江戸幕府・徳川家の幕藩体制は軍事政権で、国外の信仰を許容する事は国民の「思想を刺激し危険」と考えていた。

思想のコントロールは政権安定には必須う要点で、幕府の開祖・徳川家康の神格化(東照権現)も民衆の尊敬を集める為の古来からこの国に伝わる「統治の為」の手法である。

当然ながら幕府は鎖国政策を採り、キリスト教を禁教とし交易も禁止して儒学を奨励し国民の思想を固定化する事に腐心する。

確かに鎖国政策は功を奏し、外部からの思想流入を抑えた事で江戸幕府は二百五十年に余る安定政権と成った。

しかしながら江戸後期に成ると、幕藩体制の自治権が災いして抜け荷(密貿易)は事実上顕在化し、薩摩藩長州藩などの諸藩は抜け荷(密貿易)で肥え太っていた。
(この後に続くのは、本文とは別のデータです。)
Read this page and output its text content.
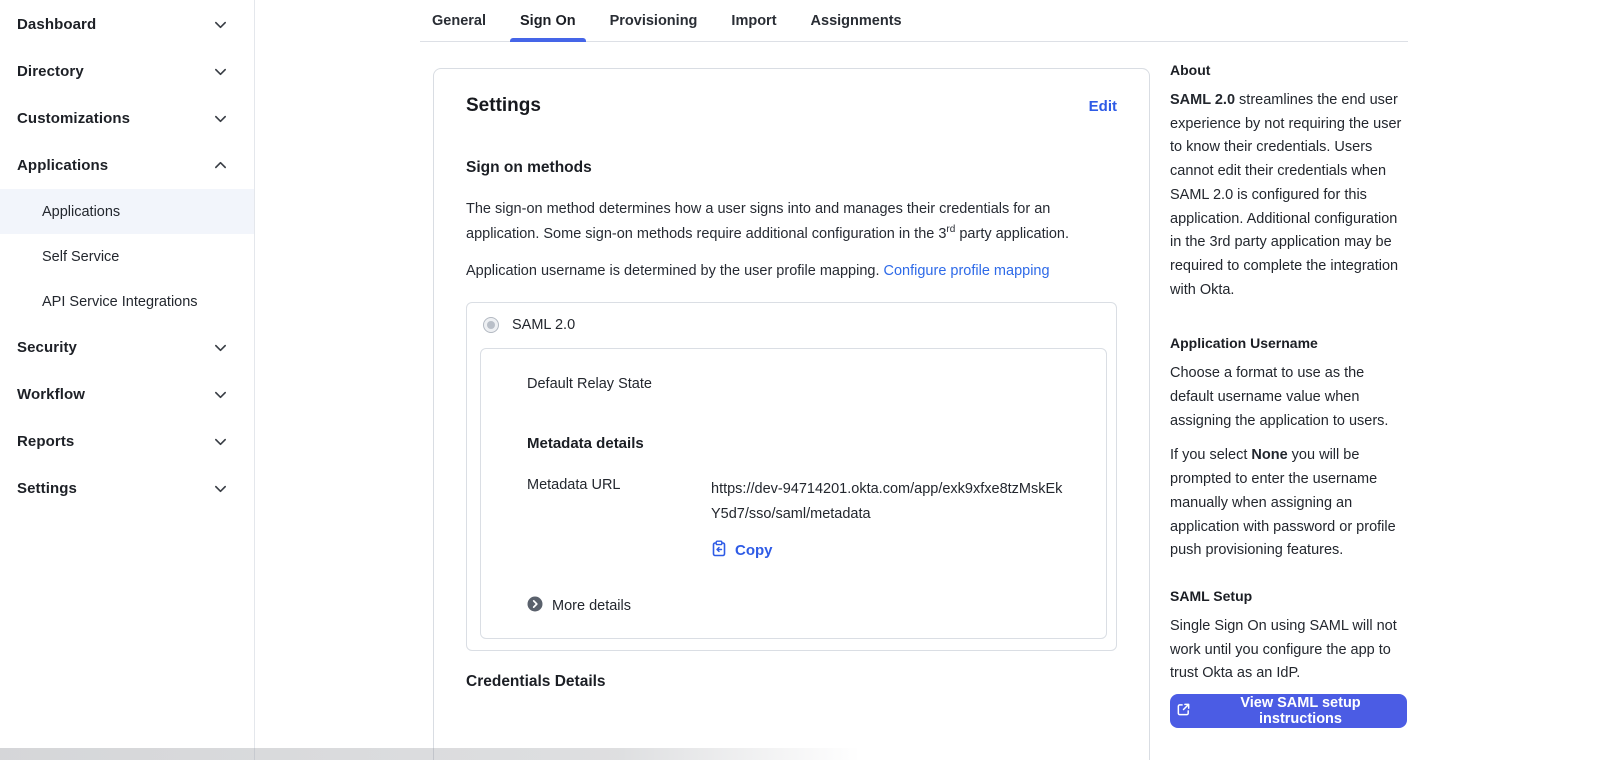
Dashboard
Directory
Customizations
Applications
Applications
Self Service
API Service Integrations
Security
Workflow
Reports
Settings
General Sign On Provisioning Import Assignments
Settings	Edit
Sign on methods

The sign-on method determines how a user signs into and manages their credentials for an application. Some sign-on methods require additional configuration in the 3rd party application.

Application username is determined by the user profile mapping. Configure profile mapping

SAML 2.0
Default Relay State
Metadata details
Metadata URL	https://dev-94714201.okta.com/app/exk9xfxe8tzMskEkY5d7/sso/saml/metadata
Copy
More details
Credentials Details
About

SAML 2.0 streamlines the end user experience by not requiring the user to know their credentials. Users cannot edit their credentials when SAML 2.0 is configured for this application. Additional configuration in the 3rd party application may be required to complete the integration with Okta.

Application Username

Choose a format to use as the default username value when assigning the application to users.

If you select None you will be prompted to enter the username manually when assigning an application with password or profile push provisioning features.

SAML Setup

Single Sign On using SAML will not work until you configure the app to trust Okta as an IdP.

View SAML setup instructions
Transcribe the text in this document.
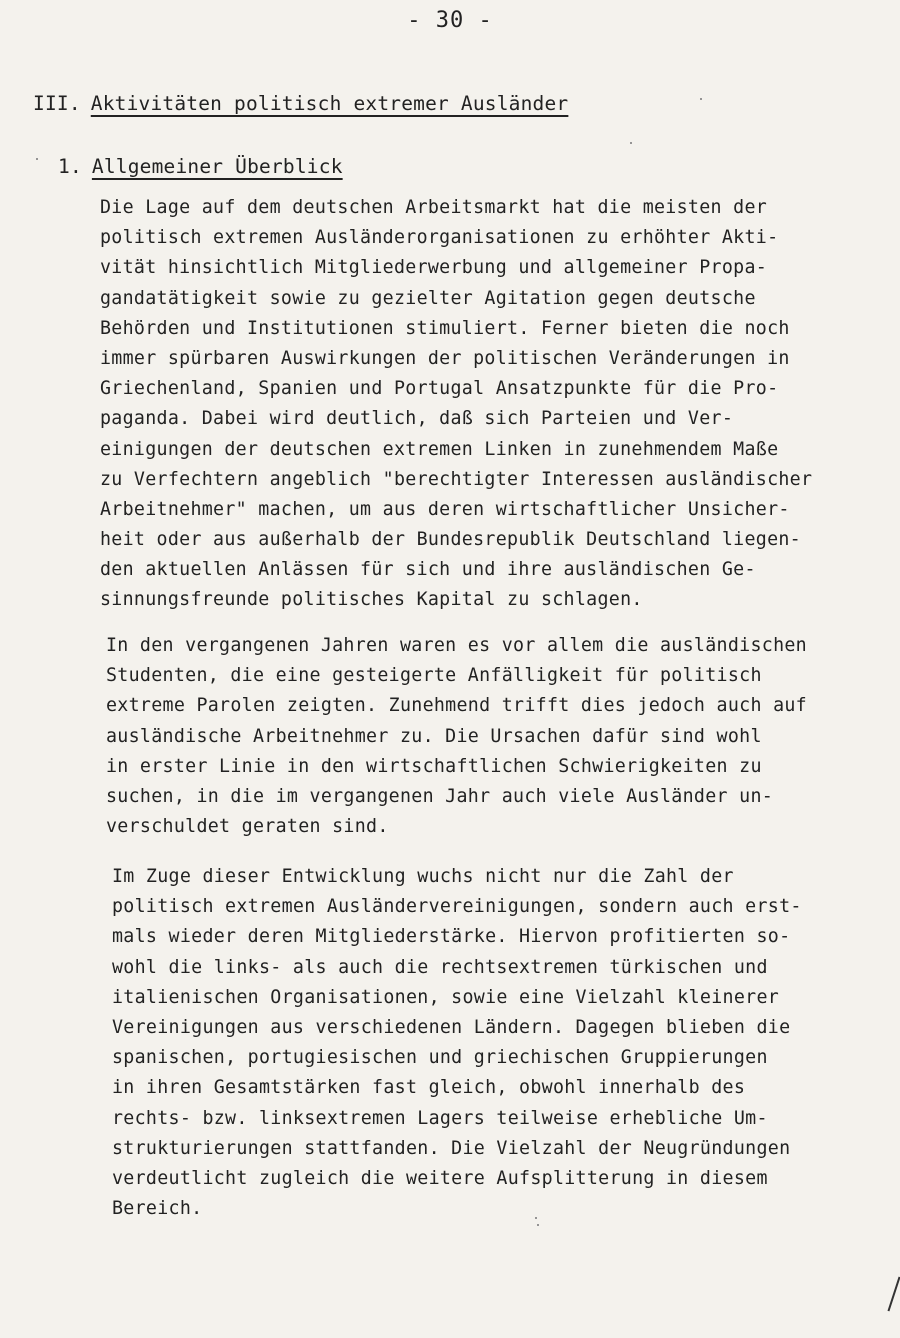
- 30 -
III. Aktivitäten politisch extremer Ausländer
1. Allgemeiner Überblick
Die Lage auf dem deutschen Arbeitsmarkt hat die meisten der
politisch extremen Ausländerorganisationen zu erhöhter Akti-
vität hinsichtlich Mitgliederwerbung und allgemeiner Propa-
gandatätigkeit sowie zu gezielter Agitation gegen deutsche
Behörden und Institutionen stimuliert. Ferner bieten die noch
immer spürbaren Auswirkungen der politischen Veränderungen in
Griechenland, Spanien und Portugal Ansatzpunkte für die Pro-
paganda. Dabei wird deutlich, daß sich Parteien und Ver-
einigungen der deutschen extremen Linken in zunehmendem Maße
zu Verfechtern angeblich "berechtigter Interessen ausländischer
Arbeitnehmer" machen, um aus deren wirtschaftlicher Unsicher-
heit oder aus außerhalb der Bundesrepublik Deutschland liegen-
den aktuellen Anlässen für sich und ihre ausländischen Ge-
sinnungsfreunde politisches Kapital zu schlagen.
In den vergangenen Jahren waren es vor allem die ausländischen
Studenten, die eine gesteigerte Anfälligkeit für politisch
extreme Parolen zeigten. Zunehmend trifft dies jedoch auch auf
ausländische Arbeitnehmer zu. Die Ursachen dafür sind wohl
in erster Linie in den wirtschaftlichen Schwierigkeiten zu
suchen, in die im vergangenen Jahr auch viele Ausländer un-
verschuldet geraten sind.
Im Zuge dieser Entwicklung wuchs nicht nur die Zahl der
politisch extremen Ausländervereinigungen, sondern auch erst-
mals wieder deren Mitgliederstärke. Hiervon profitierten so-
wohl die links- als auch die rechtsextremen türkischen und
italienischen Organisationen, sowie eine Vielzahl kleinerer
Vereinigungen aus verschiedenen Ländern. Dagegen blieben die
spanischen, portugiesischen und griechischen Gruppierungen
in ihren Gesamtstärken fast gleich, obwohl innerhalb des
rechts- bzw. linksextremen Lagers teilweise erhebliche Um-
strukturierungen stattfanden. Die Vielzahl der Neugründungen
verdeutlicht zugleich die weitere Aufsplitterung in diesem
Bereich.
鎖国政策故に、ご禁制の抜け荷(密貿易)品には高値が着くと言う米国・禁酒法時代のアルカポネ現象が起こった訳である。

その後、井伊直弼(いいなおすけ)安政の開国に伴い海援隊(かいえんたい)を組織した坂本龍馬は、薩摩藩の援助を得てグラバー商会(英国ジャーディン・マセソン商会代理人)と銃器の取引を開始し藩に銃器などを卸している。

倒幕の原動力と成った薩長の武器は、この開国に伴う武器輸入に拠って購(あがな)われたもので、当時の江戸・徳川幕府にはそうした諸藩の行為を取り締まる力も既に無かった事に成る。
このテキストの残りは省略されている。